On a lancé Concrete avec des formats alldaylong en ouvrant les portes à sept heures du matin, puis quand on a commencé les nuits on ouvrait les portes à 20 heures. Puis nous avons obtenu la licence 24 heures qui nous a permis d’organiser les samedimanche et de proposer des formats de quasiment 28 heures non stop.

 Pour Weather, on s’est posé la question de revenir à des horaires plus habituels pour un festival. Rares sont ceux qui restent ouverts toute la nuit alors que nous on pousse en général jusqu’a tard le matin. On s’est vite dit que ces formats marathon poussant la fête jusqu’a 10h du matin faisait vraiment partie de notre ADN. Je pense que c’est ce qui fait la différence : le public aime vraiment ça. Quand tu paies le prix d’un billet de festival, tu aimes bien pouvoir rester longtemps. Et puis la partie matinale, à partir du moment où le jour se lève, c’est un peu la cerise sur le gâteau. Enfin moi c’est mon moment préféré.

Tu prends de court ma dernière question ! Entre 20h et 10h, et pour faire un clin d’oeil aux trois sous-labels de Concrete, 3AM, 4AM et 7AM, c’est donc le lever du soleil que tu préfères ?
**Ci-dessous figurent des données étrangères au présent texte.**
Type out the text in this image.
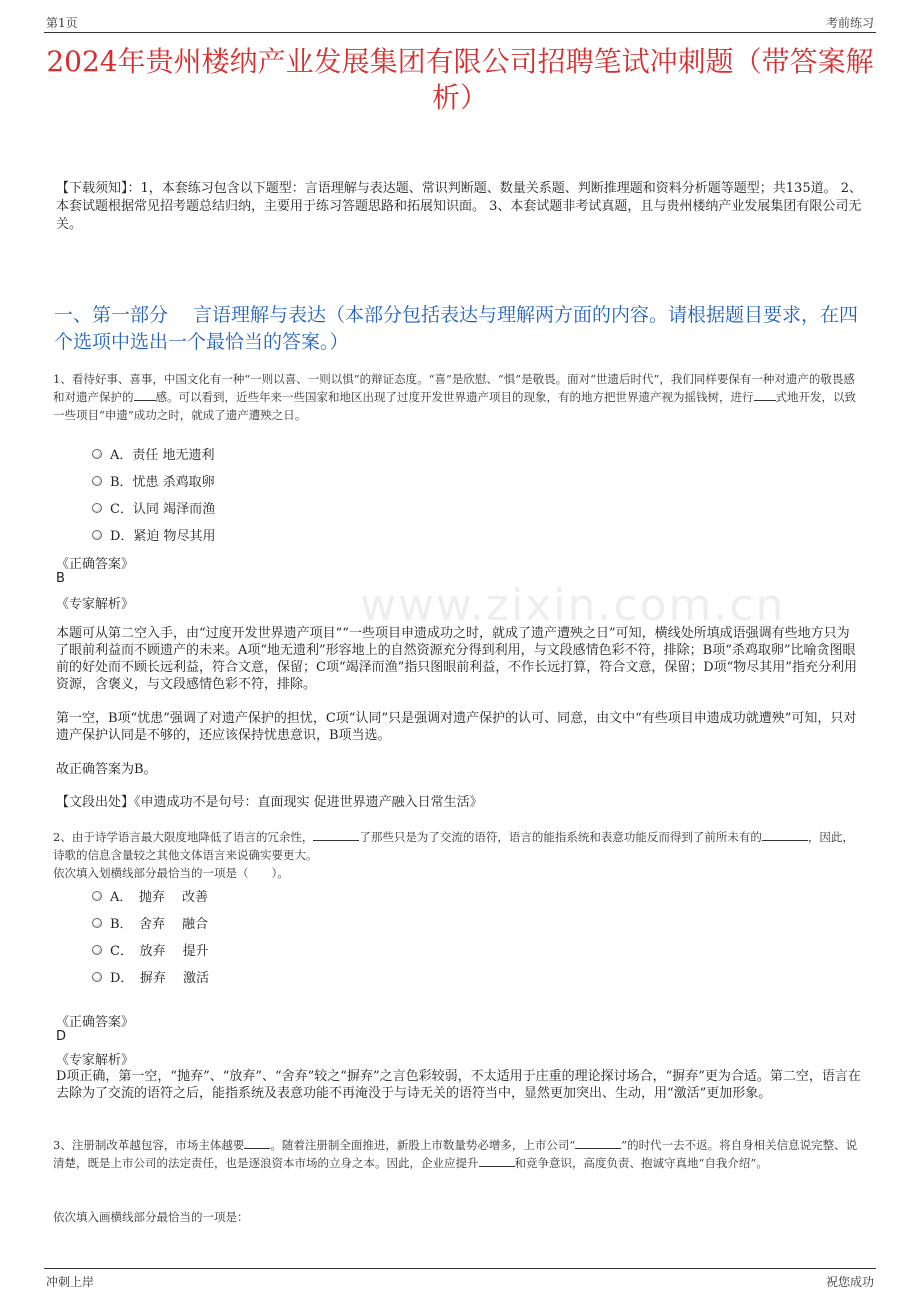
第1页	考前练习
www.zixin.com.cn
2024年贵州楼纳产业发展集团有限公司招聘笔试冲刺题（带答案解析）
【下载须知】：1，本套练习包含以下题型：言语理解与表达题、常识判断题、数量关系题、判断推理题和资料分析题等题型；共135道。 2、本套试题根据常见招考题总结归纳，主要用于练习答题思路和拓展知识面。 3、本套试题非考试真题，且与贵州楼纳产业发展集团有限公司无关。
一、第一部分　 言语理解与表达（本部分包括表达与理解两方面的内容。请根据题目要求，在四个选项中选出一个最恰当的答案。）
1、看待好事、喜事，中国文化有一种“一则以喜、一则以惧”的辩证态度。“喜”是欣慰、“惧”是敬畏。面对“世遗后时代”，我们同样要保有一种对遗产的敬畏感和对遗产保护的 感。可以看到，近些年来一些国家和地区出现了过度开发世界遗产项目的现象，有的地方把世界遗产视为摇钱树，进行 式地开发，以致一些项目“申遗”成功之时，就成了遗产遭殃之日。
A．责任 地无遗利
B．忧患 杀鸡取卵
C．认同 竭泽而渔
D．紧迫 物尽其用
《正确答案》
B
《专家解析》
本题可从第二空入手，由“过度开发世界遗产项目”“一些项目申遗成功之时，就成了遗产遭殃之日”可知，横线处所填成语强调有些地方只为了眼前利益而不顾遗产的未来。A项“地无遗利”形容地上的自然资源充分得到利用，与文段感情色彩不符，排除；B项“杀鸡取卵”比喻贪图眼前的好处而不顾长远利益，符合文意，保留；C项“竭泽而渔”指只图眼前利益，不作长远打算，符合文意，保留；D项“物尽其用”指充分利用资源，含褒义，与文段感情色彩不符，排除。
第一空，B项“忧患”强调了对遗产保护的担忧，C项“认同”只是强调对遗产保护的认可、同意，由文中“有些项目申遗成功就遭殃”可知，只对遗产保护认同是不够的，还应该保持忧患意识，B项当选。
故正确答案为B。
【文段出处】《申遗成功不是句号：直面现实 促进世界遗产融入日常生活》
2、由于诗学语言最大限度地降低了语言的冗余性，	了那些只是为了交流的语符，语言的能指系统和表意功能反而得到了前所未有的	，因此，诗歌的信息含量较之其他文体语言来说确实要更大。
依次填入划横线部分最恰当的一项是（　　）。
A．　抛弃　 改善
B．　舍弃　 融合
C．　放弃　 提升
D．　摒弃　 激活
《正确答案》
D
《专家解析》
D项正确，第一空，“抛弃”、“放弃”、“舍弃”较之“摒弃”之言色彩较弱，不太适用于庄重的理论探讨场合，“摒弃”更为合适。第二空，语言在去除为了交流的语符之后，能指系统及表意功能不再淹没于与诗无关的语符当中，显然更加突出、生动，用“激活”更加形象。
3、注册制改革越包容，市场主体越要 。随着注册制全面推进，新股上市数量势必增多，上市公司“	”的时代一去不返。将自身相关信息说完整、说清楚，既是上市公司的法定责任，也是逐浪资本市场的立身之本。因此，企业应提升	和竞争意识，高度负责、抱诚守真地“自我介绍”。
依次填入画横线部分最恰当的一项是：
冲刺上岸	祝您成功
Ouais le lever de jour, le début du matin c’est vraiment mon moment favori. D’autant plus avec un évènement comme le Weather, parce que c’est le moment où j’arrête de travailler, là où je vais pouvoir prendre mon premier shot. C’est un moment que j’adore. Et puis dans une fête, c’est le moment où l’énergie est la meilleure. Les gens qui sont toujours là à sept heures du matin, ce sont les gens qui veulent vraiment rester. Ceux qui sont venus un peu par hasard pour voir à quoi ça ressemblait sont déjà repartis. Il y a plus de place sur les dancefloors. C’est aussi le moment où les gens se lâchent vraiment. Et nous aussi!